The mention of Unity provokes the
customary increase of tension and involution of thought, the Lover-Beloved
addressing the disciple in a series of brilliant images. The poet compares this
‘coinage of parables’ with those diverse parts which al-Harïrî portrays the
hero of his Maqàmât as playing ; the play is not to be disregarded, for
the story it tells shadows the truth. The natural phenomena of the image in the
mirror and the voice’s echo are cited as further examples. The transmission of
knowledge and the disposition of the mind to know make the same point; the poet
calls in the Platonic theory of ‘recollection’ to assist his argument
(2045-129). As the tension relaxes, he is carried forward to a new passage of
refreshing lucidity, in which he describes the scenes of the oriental
shadow-play as illustrating his point that the ‘play’ of natural phenomena is
not to be disregarded ; the sleep of illusion brings with it the veridical
dream of reality.

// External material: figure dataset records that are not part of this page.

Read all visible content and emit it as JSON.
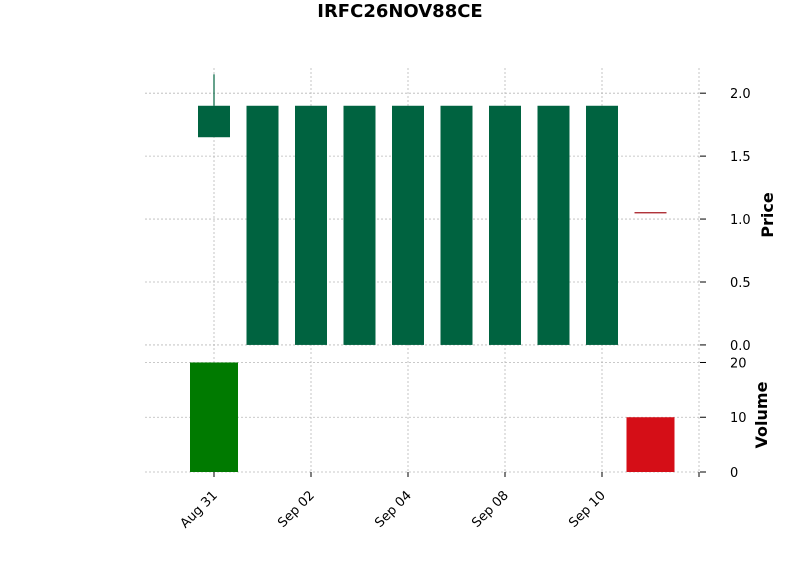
{
  "chart_data": {
    "type": "candlestick",
    "title": "IRFC26NOV88CE",
    "price_panel": {
      "ylabel": "Price",
      "ylim": [
        -0.08,
        2.2
      ],
      "yticks": [
        0.0,
        0.5,
        1.0,
        1.5,
        2.0
      ],
      "ytick_labels": [
        "0.0",
        "0.5",
        "1.0",
        "1.5",
        "2.0"
      ],
      "axis_side": "right",
      "grid": true
    },
    "volume_panel": {
      "ylabel": "Volume",
      "ylim": [
        0,
        21
      ],
      "yticks": [
        0,
        10,
        20
      ],
      "ytick_labels": [
        "0",
        "10",
        "20"
      ],
      "axis_side": "right",
      "grid": true
    },
    "xticks": [
      {
        "index": 0,
        "label": "Aug 31"
      },
      {
        "index": 2,
        "label": "Sep 02"
      },
      {
        "index": 4,
        "label": "Sep 04"
      },
      {
        "index": 6,
        "label": "Sep 08"
      },
      {
        "index": 8,
        "label": "Sep 10"
      },
      {
        "index": 10,
        "label": ""
      }
    ],
    "candles": [
      {
        "index": 0,
        "open": 1.65,
        "high": 2.15,
        "low": 1.65,
        "close": 1.9,
        "volume": 20,
        "color": "#006340"
      },
      {
        "index": 1,
        "open": 0.0,
        "high": 1.9,
        "low": 0.0,
        "close": 1.9,
        "volume": 0,
        "color": "#006340"
      },
      {
        "index": 2,
        "open": 0.0,
        "high": 1.9,
        "low": 0.0,
        "close": 1.9,
        "volume": 0,
        "color": "#006340"
      },
      {
        "index": 3,
        "open": 0.0,
        "high": 1.9,
        "low": 0.0,
        "close": 1.9,
        "volume": 0,
        "color": "#006340"
      },
      {
        "index": 4,
        "open": 0.0,
        "high": 1.9,
        "low": 0.0,
        "close": 1.9,
        "volume": 0,
        "color": "#006340"
      },
      {
        "index": 5,
        "open": 0.0,
        "high": 1.9,
        "low": 0.0,
        "close": 1.9,
        "volume": 0,
        "color": "#006340"
      },
      {
        "index": 6,
        "open": 0.0,
        "high": 1.9,
        "low": 0.0,
        "close": 1.9,
        "volume": 0,
        "color": "#006340"
      },
      {
        "index": 7,
        "open": 0.0,
        "high": 1.9,
        "low": 0.0,
        "close": 1.9,
        "volume": 0,
        "color": "#006340"
      },
      {
        "index": 8,
        "open": 0.0,
        "high": 1.9,
        "low": 0.0,
        "close": 1.9,
        "volume": 0,
        "color": "#006340"
      },
      {
        "index": 9,
        "open": 1.05,
        "high": 1.05,
        "low": 1.05,
        "close": 1.05,
        "volume": 10,
        "color": "#a5171f"
      }
    ],
    "volume_colors": {
      "up": "#007a00",
      "down": "#d50e17"
    }
  }
}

The poet offers esoteric interpretations of the strange acts
performed by Moses’ mysterious companion—the slaying of the lad (Koran xvi.
73), the setting-up of the wall (ibid. 76), and the staving-in of the ship
(ibid. 70), (2130-237).
The poet refers to the Tradition
beloved of the Sufis, that God said, ‘My servant ceases not to draw nigh Me by
works of supererogation until I love him; and when I love him, I am his ear so
that he hears by Me, and his eye so that he sees by Me, and his tongue so that
he speaks by Me, and his hand so that he grasps by Me’. This Tradition is a
further proof of the truth of mystical Unity; the ‘means’ (the physical
attributes) are themselves the means of achieving that Unity, and Unity being
once attained the means disappear (2238-53).
All natural beauty delights the
mystic, for in it he contemplates the perfection of His own creative art. All
religions contain indications to the truth of Unity; the ‘eyes strayed not’
(see Koran liii. 17) in any faith. Men were not created as an ‘idle sport’
(Koran xxiii. 117), or ‘to wander off at random’ (Koran Ixxv. 36). In all
things God’s eternal Will is fulfilled, as when He said (according to the
Tradition) creating Adam, ‘These (the saved) are in Paradise, and I care not ;
and these (the damned) are in Hell, and I care not’ ; and this is confirmed
amply by the Koran which men recite every morning. There is no room for
pantheism in this doctrine of absolute Unity (2254-329).
So Ibn al-Farid passes into the final
scene of his drama, speaking as with the voice of Muhammad, and referring to
the vision of the Spirit hinted at in the Scriptures (Koran liii. 9), and
Moses’ putting-off of shoes in the holy valley (Koran xx. 12) ; his sun and
moon 86
set not as did those heavenly bodies
which Abraham rejected as objects of worship (Koran vi. 76). The heavens are in
his control, and the angels acknowledge his sovereignty. The eternal wisdom
still abides unchanged in the world of Spirit ; this is the secret knowledge
for which the Sufis pray, but those now living drink but the dregs of the cup
of knowledge (so at the last the poet returns to the image with which he
began), while even the boasted wisdom of the ancients was but the overflow of
his abounding and infinite grace (2330-63).